Sir Edmund’s expression quickly faded to a frown. ‘I was sent a letter the night before, asking to meet with me there at first light. It spoke of Jesuits infiltrating London, meeting at Holborn Bridge.’

‘Who sent this letter?’ Sir Jonas enquired.

‘There was no name on it. Perhaps another, unconnected with the boy, required the meeting. The Constable turned the curious away; perhaps he was one such refused.’ It sounded as if Sir Edmund tried to convince himself as much as the four men he addressed. ‘You feel that the boy was left for me?’

Harry felt his pulse quicken. He would answer to Hooke afterwards. ‘I wonder why you kept from us that you saw the boy being left there.’

The Justice gave Harry a flinty stare; his approval of this assistant had vanished.

‘I returned to the Fleet again, two days later, when the snow had nearly melted, which showed the way of setting down the body,’ Harry explained.

The displeasure in Hooke’s eyes made them seem like balls of metal.

‘I am sorry, Mr. Hooke, I have not spoken of this because of my promise to you.’

‘You must enlighten me, Sir,’ the Justice said, pulling himself up to his full height. ‘For I saw no such thing.’

‘There were clear tracks left, of frozen snow,’ Harry explained. ‘The snow above, softer, had melted away to reveal them.
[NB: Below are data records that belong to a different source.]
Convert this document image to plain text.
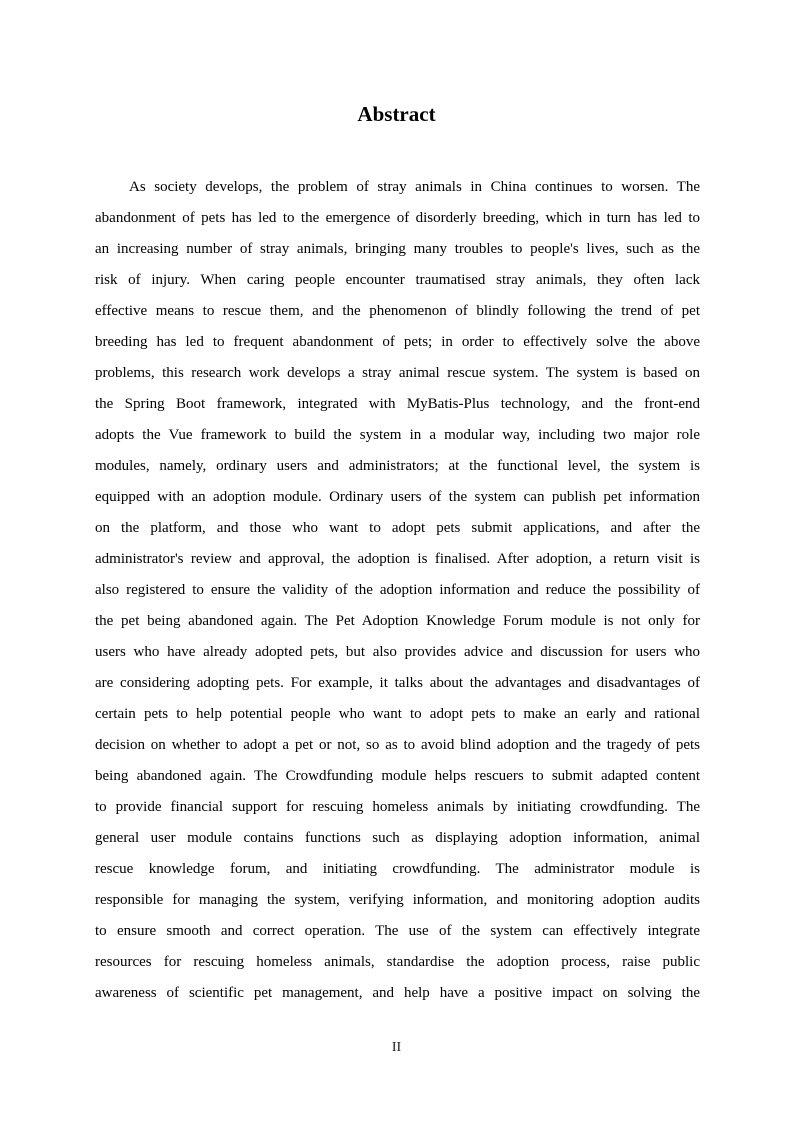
Abstract
As society develops, the problem of stray animals in China continues to worsen. The
abandonment of pets has led to the emergence of disorderly breeding, which in turn has led to
an increasing number of stray animals, bringing many troubles to people's lives, such as the
risk of injury. When caring people encounter traumatised stray animals, they often lack
effective means to rescue them, and the phenomenon of blindly following the trend of pet
breeding has led to frequent abandonment of pets; in order to effectively solve the above
problems, this research work develops a stray animal rescue system. The system is based on
the Spring Boot framework, integrated with MyBatis-Plus technology, and the front-end
adopts the Vue framework to build the system in a modular way, including two major role
modules, namely, ordinary users and administrators; at the functional level, the system is
equipped with an adoption module. Ordinary users of the system can publish pet information
on the platform, and those who want to adopt pets submit applications, and after the
administrator's review and approval, the adoption is finalised. After adoption, a return visit is
also registered to ensure the validity of the adoption information and reduce the possibility of
the pet being abandoned again. The Pet Adoption Knowledge Forum module is not only for
users who have already adopted pets, but also provides advice and discussion for users who
are considering adopting pets. For example, it talks about the advantages and disadvantages of
certain pets to help potential people who want to adopt pets to make an early and rational
decision on whether to adopt a pet or not, so as to avoid blind adoption and the tragedy of pets
being abandoned again. The Crowdfunding module helps rescuers to submit adapted content
to provide financial support for rescuing homeless animals by initiating crowdfunding. The
general user module contains functions such as displaying adoption information, animal
rescue knowledge forum, and initiating crowdfunding. The administrator module is
responsible for managing the system, verifying information, and monitoring adoption audits
to ensure smooth and correct operation. The use of the system can effectively integrate
resources for rescuing homeless animals, standardise the adoption process, raise public
awareness of scientific pet management, and help have a positive impact on solving the
II
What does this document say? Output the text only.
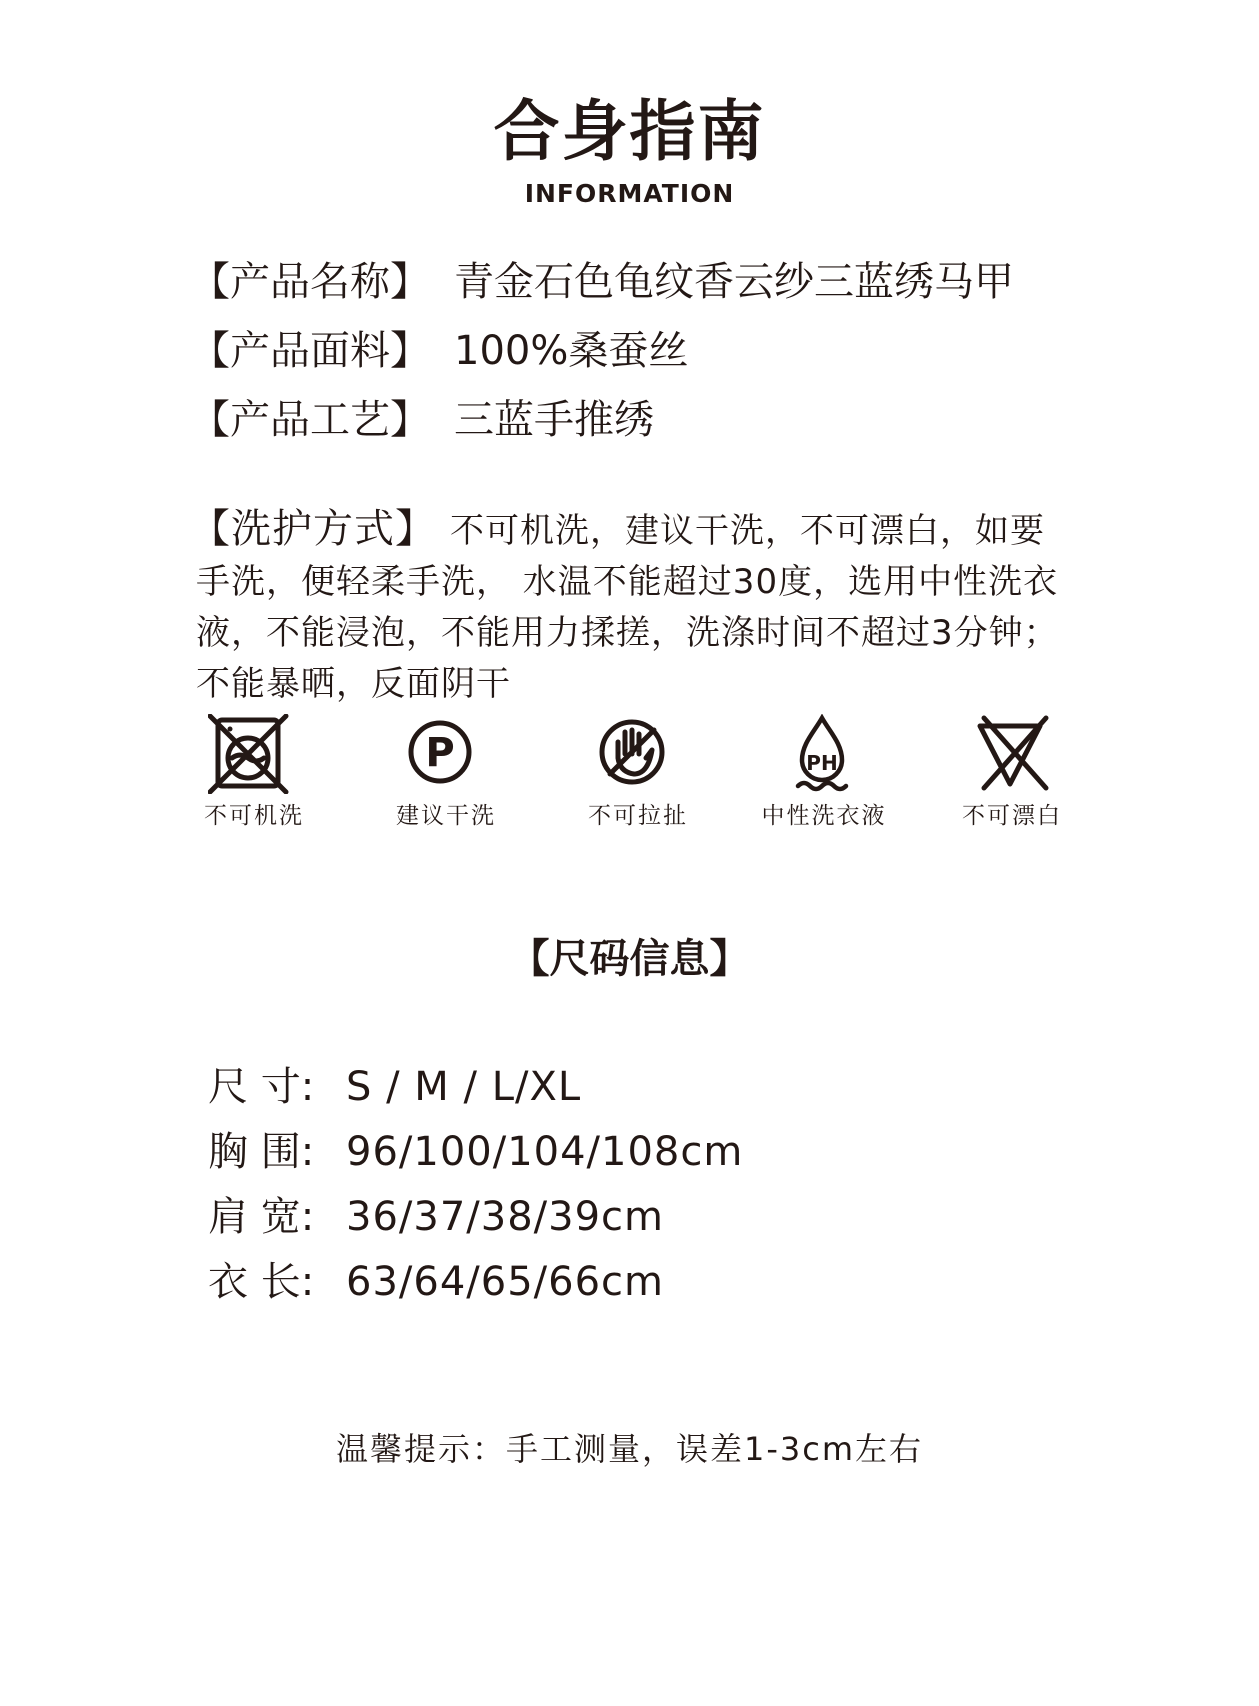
合身指南
INFORMATION
【产品名称】 青金石色龟纹香云纱三蓝绣马甲
【产品面料】 100%桑蚕丝
【产品工艺】 三蓝手推绣
【洗护方式】 不可机洗，建议干洗，不可漂白，如要手洗，便轻柔手洗， 水温不能超过30度，选用中性洗衣液，不能浸泡，不能用力揉搓，洗涤时间不超过3分钟；不能暴晒，反面阴干
P	PH
不可机洗	建议干洗	不可拉扯	中性洗衣液	不可漂白
【尺码信息】
尺 寸: S / M / L/XL
胸 围: 96/100/104/108cm
肩 宽: 36/37/38/39cm
衣 长: 63/64/65/66cm
温馨提示：手工测量，误差1-3cm左右
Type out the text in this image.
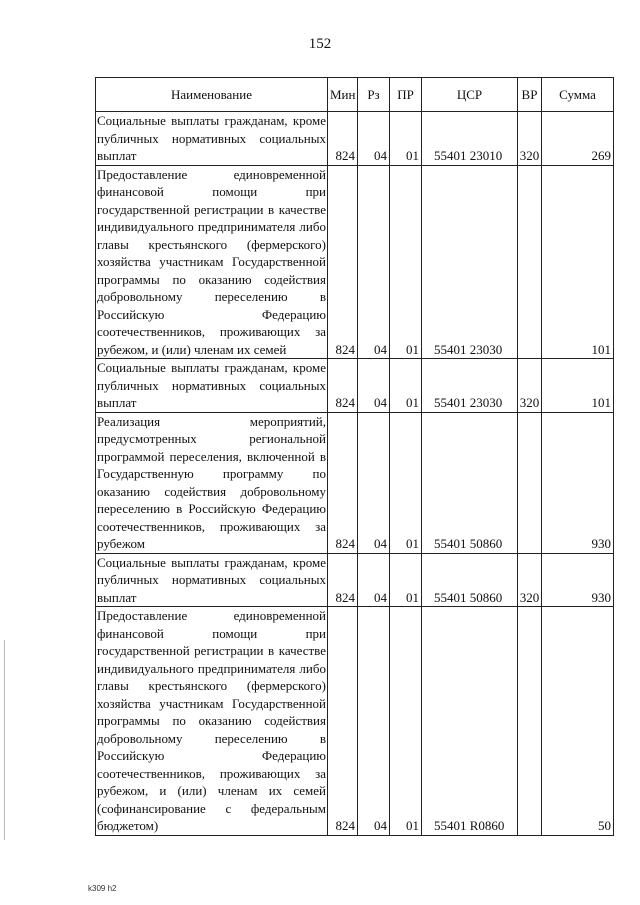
152
Наименование	Мин	Рз	ПР	ЦСР	ВР	Сумма
Социальные выплаты гражданам, кроме публичных нормативных социальных выплат	824	04	01	55401 23010	320	269
Предоставление единовременной финансовой помощи при государственной регистрации в качестве индивидуального предпринимателя либо главы крестьянского (фермерского) хозяйства участникам Государственной программы по оказанию содействия добровольному переселению в Российскую Федерацию соотечественников, проживающих за рубежом, и (или) членам их семей	824	04	01	55401 23030		101
Социальные выплаты гражданам, кроме публичных нормативных социальных выплат	824	04	01	55401 23030	320	101
Реализация мероприятий, предусмотренных региональной программой переселения, включенной в Государственную программу по оказанию содействия добровольному переселению в Российскую Федерацию соотечественников, проживающих за рубежом	824	04	01	55401 50860		930
Социальные выплаты гражданам, кроме публичных нормативных социальных выплат	824	04	01	55401 50860	320	930
Предоставление единовременной финансовой помощи при государственной регистрации в качестве индивидуального предпринимателя либо главы крестьянского (фермерского) хозяйства участникам Государственной программы по оказанию содействия добровольному переселению в Российскую Федерацию соотечественников, проживающих за рубежом, и (или) членам их семей (софинансирование с федеральным бюджетом)	824	04	01	55401 R0860		50
k309 h2
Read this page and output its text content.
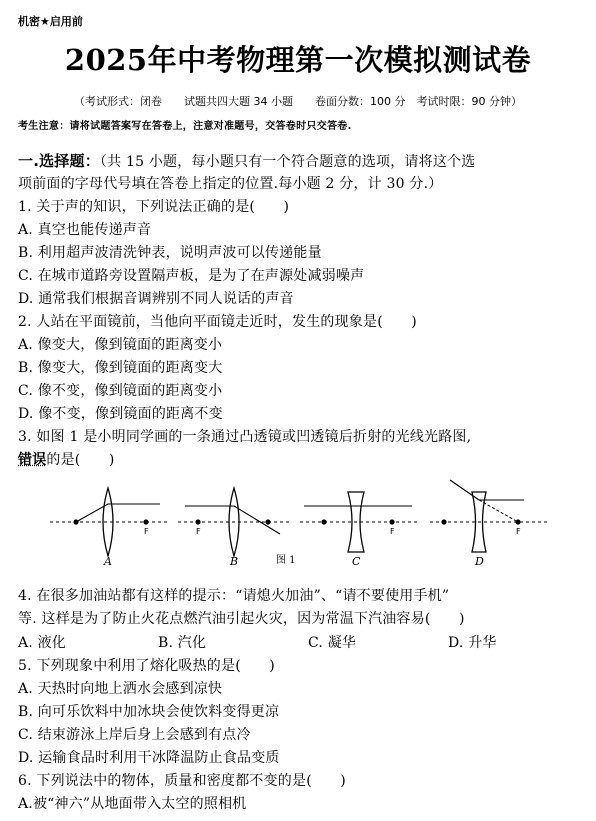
机密★启用前
2025年中考物理第一次模拟测试卷
（考试形式：闭卷　　试题共四大题 34 小题　　卷面分数：100 分　考试时限：90 分钟）
考生注意：请将试题答案写在答卷上，注意对准题号，交答卷时只交答卷.
一.选择题：（共 15 小题，每小题只有一个符合题意的选项，请将这个选
项前面的字母代号填在答卷上指定的位置.每小题 2 分，计 30 分.）
1. 关于声的知识，下列说法正确的是(　　)
A. 真空也能传递声音
B. 利用超声波清洗钟表，说明声波可以传递能量
C. 在城市道路旁设置隔声板，是为了在声源处减弱噪声
D. 通常我们根据音调辨别不同人说话的声音
2. 人站在平面镜前，当他向平面镜走近时，发生的现象是(　　)
A. 像变大，像到镜面的距离变小
B. 像变大，像到镜面的距离变大
C. 像不变，像到镜面的距离变小
D. 像不变，像到镜面的距离不变
3. 如图 1 是小明同学画的一条通过凸透镜或凹透镜后折射的光线光路图,
错误的是(　　)
F
A
F
B	图 1
F
C
F
D
4. 在很多加油站都有这样的提示：“请熄火加油”、“请不要使用手机”
等. 这样是为了防止火花点燃汽油引起火灾，因为常温下汽油容易(　　)
A. 液化	B. 汽化	C. 凝华	D. 升华
5. 下列现象中利用了熔化吸热的是(　　)
A. 天热时向地上洒水会感到凉快
B. 向可乐饮料中加冰块会使饮料变得更凉
C. 结束游泳上岸后身上会感到有点冷
D. 运输食品时利用干冰降温防止食品变质
6. 下列说法中的物体，质量和密度都不变的是(　　)
A.被“神六”从地面带入太空的照相机
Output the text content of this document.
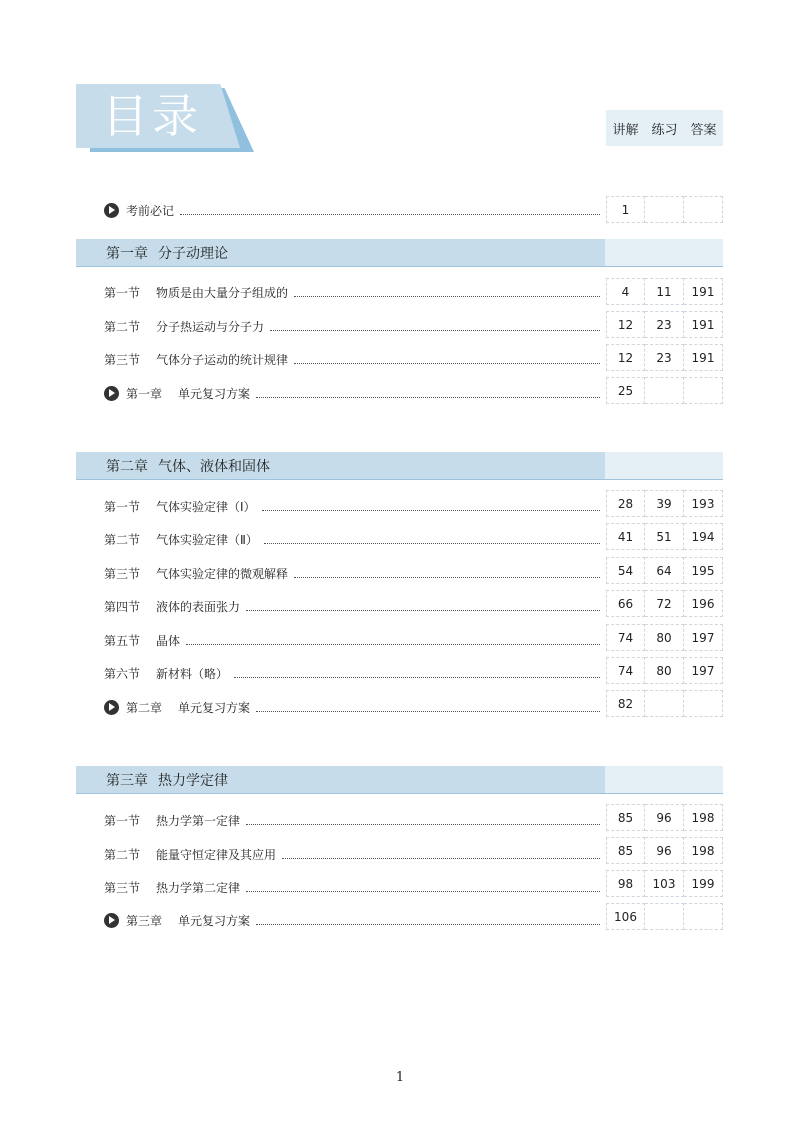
目录	讲解 练习 答案
考前必记	1
第一章 分子动理论
第一节	物质是由大量分子组成的	4	11	191
第二节	分子热运动与分子力	12	23	191
第三节	气体分子运动的统计规律	12	23	191
第一章	单元复习方案	25
第二章 气体、液体和固体
第一节	气体实验定律（Ⅰ）	28	39	193
第二节	气体实验定律（Ⅱ）	41	51	194
第三节	气体实验定律的微观解释	54	64	195
第四节	液体的表面张力	66	72	196
第五节	晶体	74	80	197
第六节	新材料（略）	74	80	197
第二章	单元复习方案	82
第三章 热力学定律
第一节	热力学第一定律	85	96	198
第二节	能量守恒定律及其应用	85	96	198
第三节	热力学第二定律	98	103	199
第三章	单元复习方案	106
1
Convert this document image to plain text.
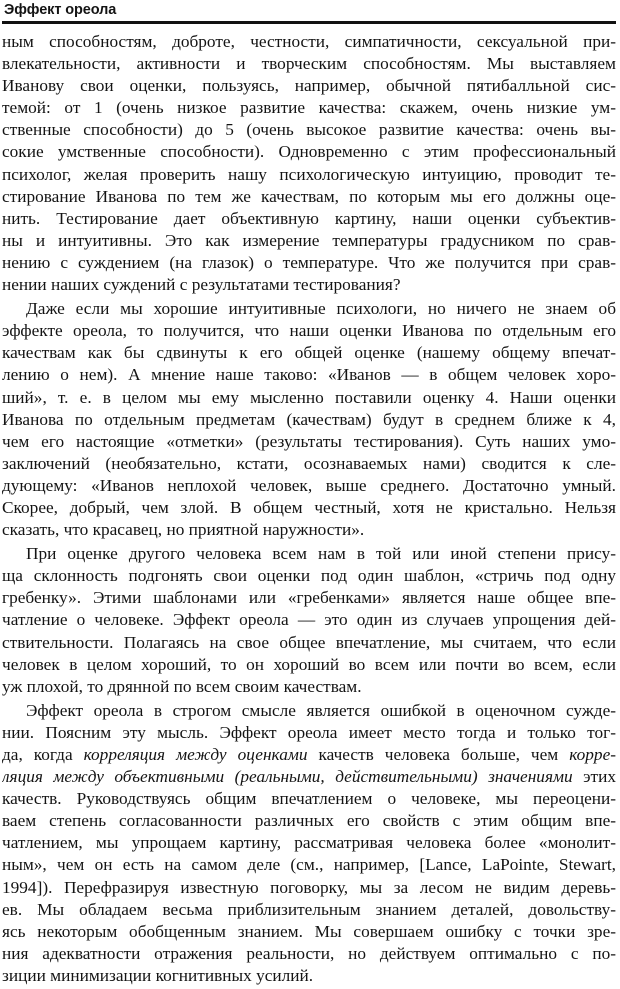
Эффект ореола
ным способностям, доброте, честности, симпатичности, сексуальной при-
влекательности, активности и творческим способностям. Мы выставляем
Иванову свои оценки, пользуясь, например, обычной пятибалльной сис-
темой: от 1 (очень низкое развитие качества: скажем, очень низкие ум-
ственные способности) до 5 (очень высокое развитие качества: очень вы-
сокие умственные способности). Одновременно с этим профессиональный
психолог, желая проверить нашу психологическую интуицию, проводит те-
стирование Иванова по тем же качествам, по которым мы его должны оце-
нить. Тестирование дает объективную картину, наши оценки субъектив-
ны и интуитивны. Это как измерение температуры градусником по срав-
нению с суждением (на глазок) о температуре. Что же получится при срав-
нении наших суждений с результатами тестирования?
Даже если мы хорошие интуитивные психологи, но ничего не знаем об
эффекте ореола, то получится, что наши оценки Иванова по отдельным его
качествам как бы сдвинуты к его общей оценке (нашему общему впечат-
лению о нем). А мнение наше таково: «Иванов — в общем человек хоро-
ший», т. е. в целом мы ему мысленно поставили оценку 4. Наши оценки
Иванова по отдельным предметам (качествам) будут в среднем ближе к 4,
чем его настоящие «отметки» (результаты тестирования). Суть наших умо-
заключений (необязательно, кстати, осознаваемых нами) сводится к сле-
дующему: «Иванов неплохой человек, выше среднего. Достаточно умный.
Скорее, добрый, чем злой. В общем честный, хотя не кристально. Нельзя
сказать, что красавец, но приятной наружности».
При оценке другого человека всем нам в той или иной степени прису-
ща склонность подгонять свои оценки под один шаблон, «стричь под одну
гребенку». Этими шаблонами или «гребенками» является наше общее впе-
чатление о человеке. Эффект ореола — это один из случаев упрощения дей-
ствительности. Полагаясь на свое общее впечатление, мы считаем, что если
человек в целом хороший, то он хороший во всем или почти во всем, если
уж плохой, то дрянной по всем своим качествам.
Эффект ореола в строгом смысле является ошибкой в оценочном сужде-
нии. Поясним эту мысль. Эффект ореола имеет место тогда и только тог-
да, когда корреляция между оценками качеств человека больше, чем корре-
ляция между объективными (реальными, действительными) значениями этих
качеств. Руководствуясь общим впечатлением о человеке, мы переоцени-
ваем степень согласованности различных его свойств с этим общим впе-
чатлением, мы упрощаем картину, рассматривая человека более «монолит-
ным», чем он есть на самом деле (см., например, [Lance, LaPointe, Stewart,
1994]). Перефразируя известную поговорку, мы за лесом не видим деревь-
ев. Мы обладаем весьма приблизительным знанием деталей, довольству-
ясь некоторым обобщенным знанием. Мы совершаем ошибку с точки зре-
ния адекватности отражения реальности, но действуем оптимально с по-
зиции минимизации когнитивных усилий.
They showed the progress of a man wearing snowshoes.’ Harry did not flinch from Sir Edmund’s gaze, although the muscle of his thigh had started its tremble.

‘Snowshoes!’ Sir Jonas exclaimed. ‘Used to traverse the mud.’

‘Their wearer could not know they would be used for their more usual purpose until the snow began to fall,’ Hooke added.

‘Unless the man who bled the boy knew that it would snow then,’ Harry suggested.

Hooke regarded him sceptically. ‘I have made observations of the weather all my life – I could not have told you when precisely it would begin to snow.’

‘But the time of the falling snow is significant,’ Sir Jonas said.

‘I remember the moment, on that first morning, when the rain changed to snow,’ Harry said. ‘It was before I reached Gresham’s College. Sir Edmund had already sent a message to you. By the time I found you – a journey of only twenty minutes duration, or thereabouts – the snow had settled, covering the bank and the prints.’

‘And you, Mr. Hunt, believe that I was there before it, and before the body was left.’ The Justice wiped at his mouth again. ‘But I sent no such summons to Gresham’s! I did not expect Mr. Hooke to be there! I got there as the snow fell thickly, and was met by Gabriel Knapp my Constable, and the man Wolfe there with him.’

‘I remember I did not speak to you, Sir Edmund, of the message brought to me,’ Hooke said.

‘Do you recall anything of the messenger, Robert?’ the King asked.

‘It was still dark, Your Majesty, dawn was rising. The weather stopped me from going out to him. Such men are invisible! One thinks only of the message they bring! I have the impression in my mind of age. He was an elderly man.’

Hooke’s irritability stemmed from the realisation that he had been pulled inexorably into this design. ‘I was required to be there also.’

*

‘Sir Edmund, did you not speculate on Mr. Hooke’s presence there?’ Harry persisted, despite the dark expression on the Justice’s face.

‘I did not think to question my good fortune!’ Sir Edmund exclaimed. ‘I was too much preoccupied with the finding of the boy.’

His eyes blazed, and bored into Harry. Harry knew that this inspection was perfected from years of practise, dealing with men of far greater fortitude than he.